Valiron deficient functions of meromorphic functions: An extension (Q1342492)

A meromorphic function \(\varphi\) is a Valiron deficient function of a meromorphic function \(f\) if \(T(r, \varphi)= o(T (r,f))\) are the deficiency \[ \Delta (\varphi)= \varlimsup_{r\to \infty} {{m \left( r, {1\over {f- \varphi}} \right)} \over {T(r,f)}} >0. \] Let \(c(f)\) be the first non-zero coefficient of the Laurent development centered at zero of a meromoprhic function \(f\) and let \[ d(f, g)= \begin{cases} e^{c(f -g)}, &g\not\equiv g\\ 0, &g\equiv g \end{cases} . \] A set \({\mathcal F}\) of meromorphic functions is called a \(\mu\)-set if there exist a number \(\sigma>0\) and a sequence \(\varphi_n\) of meromorphic functions such that \[ {\mathcal F} \subset \bigcap_{N=1}^\infty\;\bigcup_{n=N}^\infty \bigl\{ \varphi:\;d(\varphi, \varphi_n)< \exp (-\sigma n) \bigr\}. \] Let \(\Phi= \{\Phi_1, \Phi_2, \dots\}\) be a sequence of meromorphic functions such that the system \(\Phi_1, \dots, \Phi_n\) is linearly independent for every \(n\), \(M(\Phi)\) be a linear span of \(\Phi\).

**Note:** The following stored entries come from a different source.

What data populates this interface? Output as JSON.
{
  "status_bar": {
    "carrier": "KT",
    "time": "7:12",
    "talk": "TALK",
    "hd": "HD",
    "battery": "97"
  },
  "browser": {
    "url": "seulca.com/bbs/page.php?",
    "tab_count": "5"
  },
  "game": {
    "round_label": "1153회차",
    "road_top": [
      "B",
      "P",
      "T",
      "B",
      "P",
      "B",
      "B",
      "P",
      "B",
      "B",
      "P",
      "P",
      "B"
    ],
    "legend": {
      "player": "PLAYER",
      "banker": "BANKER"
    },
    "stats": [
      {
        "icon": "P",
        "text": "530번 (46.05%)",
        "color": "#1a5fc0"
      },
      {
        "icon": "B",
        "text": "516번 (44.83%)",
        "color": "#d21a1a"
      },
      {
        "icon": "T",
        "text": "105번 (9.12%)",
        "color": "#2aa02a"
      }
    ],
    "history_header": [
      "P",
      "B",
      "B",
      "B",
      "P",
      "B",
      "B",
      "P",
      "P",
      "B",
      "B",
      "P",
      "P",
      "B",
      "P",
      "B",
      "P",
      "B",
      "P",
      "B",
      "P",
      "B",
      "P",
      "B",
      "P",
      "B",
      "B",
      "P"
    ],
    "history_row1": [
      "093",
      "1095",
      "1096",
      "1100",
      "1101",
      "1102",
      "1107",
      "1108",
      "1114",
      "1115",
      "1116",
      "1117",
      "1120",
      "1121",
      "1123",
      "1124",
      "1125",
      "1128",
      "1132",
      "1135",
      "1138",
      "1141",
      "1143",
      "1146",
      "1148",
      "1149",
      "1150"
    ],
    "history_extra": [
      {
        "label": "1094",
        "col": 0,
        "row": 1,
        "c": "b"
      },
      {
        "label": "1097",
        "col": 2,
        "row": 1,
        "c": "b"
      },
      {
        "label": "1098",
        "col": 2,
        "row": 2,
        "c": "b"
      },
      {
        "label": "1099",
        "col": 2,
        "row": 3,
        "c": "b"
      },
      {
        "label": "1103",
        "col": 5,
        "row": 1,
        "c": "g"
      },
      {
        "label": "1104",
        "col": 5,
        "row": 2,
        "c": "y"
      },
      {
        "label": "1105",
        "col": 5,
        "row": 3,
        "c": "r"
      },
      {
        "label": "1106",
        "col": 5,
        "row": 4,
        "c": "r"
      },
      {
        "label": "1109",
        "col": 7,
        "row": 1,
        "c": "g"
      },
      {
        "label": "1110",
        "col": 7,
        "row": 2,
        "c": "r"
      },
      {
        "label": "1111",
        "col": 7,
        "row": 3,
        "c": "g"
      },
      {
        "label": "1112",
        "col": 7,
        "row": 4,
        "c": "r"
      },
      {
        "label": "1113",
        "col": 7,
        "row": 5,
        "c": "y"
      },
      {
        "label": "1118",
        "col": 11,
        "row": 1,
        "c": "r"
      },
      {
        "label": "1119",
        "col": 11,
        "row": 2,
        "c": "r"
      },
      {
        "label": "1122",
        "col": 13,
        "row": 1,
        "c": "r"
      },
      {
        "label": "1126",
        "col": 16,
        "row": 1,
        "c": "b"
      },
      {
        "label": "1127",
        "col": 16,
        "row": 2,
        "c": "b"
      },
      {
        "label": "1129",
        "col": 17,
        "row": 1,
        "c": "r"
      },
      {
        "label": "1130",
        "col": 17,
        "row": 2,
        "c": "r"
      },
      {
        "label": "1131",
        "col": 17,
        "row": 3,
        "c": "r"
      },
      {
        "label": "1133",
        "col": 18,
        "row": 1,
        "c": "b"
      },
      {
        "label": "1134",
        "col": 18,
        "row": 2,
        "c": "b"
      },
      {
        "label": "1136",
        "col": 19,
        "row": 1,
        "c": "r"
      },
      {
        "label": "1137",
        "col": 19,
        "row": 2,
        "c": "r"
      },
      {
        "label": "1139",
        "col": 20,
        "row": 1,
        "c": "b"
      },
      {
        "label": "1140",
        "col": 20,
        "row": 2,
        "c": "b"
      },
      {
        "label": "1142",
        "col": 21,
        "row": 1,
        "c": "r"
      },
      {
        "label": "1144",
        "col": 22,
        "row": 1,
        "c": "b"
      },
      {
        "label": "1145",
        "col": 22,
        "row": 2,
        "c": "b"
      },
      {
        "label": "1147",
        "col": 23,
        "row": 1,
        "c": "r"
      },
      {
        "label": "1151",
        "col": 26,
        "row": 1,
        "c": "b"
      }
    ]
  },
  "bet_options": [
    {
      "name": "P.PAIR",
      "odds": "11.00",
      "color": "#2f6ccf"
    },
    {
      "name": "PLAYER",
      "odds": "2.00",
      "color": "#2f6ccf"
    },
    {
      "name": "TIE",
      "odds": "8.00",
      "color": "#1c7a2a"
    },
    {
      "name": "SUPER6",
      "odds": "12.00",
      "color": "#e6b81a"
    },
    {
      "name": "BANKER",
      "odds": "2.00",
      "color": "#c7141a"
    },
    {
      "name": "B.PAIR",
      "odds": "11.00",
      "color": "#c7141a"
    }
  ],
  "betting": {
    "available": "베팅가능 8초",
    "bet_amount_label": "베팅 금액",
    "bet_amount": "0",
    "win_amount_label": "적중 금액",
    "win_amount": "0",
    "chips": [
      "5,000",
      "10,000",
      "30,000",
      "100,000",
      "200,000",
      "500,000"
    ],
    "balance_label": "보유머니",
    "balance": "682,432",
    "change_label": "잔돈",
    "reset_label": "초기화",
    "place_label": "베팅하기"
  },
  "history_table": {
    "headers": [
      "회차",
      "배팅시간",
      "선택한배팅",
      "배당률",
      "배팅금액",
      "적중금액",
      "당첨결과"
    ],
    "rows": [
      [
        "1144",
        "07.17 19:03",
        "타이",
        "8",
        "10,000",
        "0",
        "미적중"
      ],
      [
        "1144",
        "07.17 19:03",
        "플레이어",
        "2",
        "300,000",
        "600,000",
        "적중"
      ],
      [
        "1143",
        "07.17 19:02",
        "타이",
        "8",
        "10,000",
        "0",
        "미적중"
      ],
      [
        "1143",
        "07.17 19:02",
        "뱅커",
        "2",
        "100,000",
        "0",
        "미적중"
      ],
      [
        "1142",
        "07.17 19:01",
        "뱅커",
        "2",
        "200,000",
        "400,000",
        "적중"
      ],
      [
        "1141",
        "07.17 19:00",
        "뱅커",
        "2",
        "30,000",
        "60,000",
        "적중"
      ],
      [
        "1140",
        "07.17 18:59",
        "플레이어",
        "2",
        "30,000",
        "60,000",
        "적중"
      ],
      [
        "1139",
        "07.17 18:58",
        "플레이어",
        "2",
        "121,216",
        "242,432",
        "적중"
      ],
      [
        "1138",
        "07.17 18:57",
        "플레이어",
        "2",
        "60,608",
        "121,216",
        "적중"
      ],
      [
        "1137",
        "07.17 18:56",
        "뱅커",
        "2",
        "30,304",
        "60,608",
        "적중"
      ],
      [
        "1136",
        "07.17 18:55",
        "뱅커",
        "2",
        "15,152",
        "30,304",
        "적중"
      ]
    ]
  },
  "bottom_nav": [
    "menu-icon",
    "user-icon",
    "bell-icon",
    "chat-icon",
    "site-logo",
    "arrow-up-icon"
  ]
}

The main result of the article is the following: Let \(f(z)\) be a transcendental meromorphic function of finite order, \(T(r, \Phi_j)= o(T(r, f))\), \(j=1, 2,\dots\), and let \({\mathcal F}_\delta= \{\varphi\in M(\Phi)\): \(\Delta (\varphi)> \delta\}\), \(0< \delta<1\); then \({\mathcal F}_{\delta}\) is a \(\mu\)-set. The case \(\Phi_j\) being entire functions was studied by Chen (1983).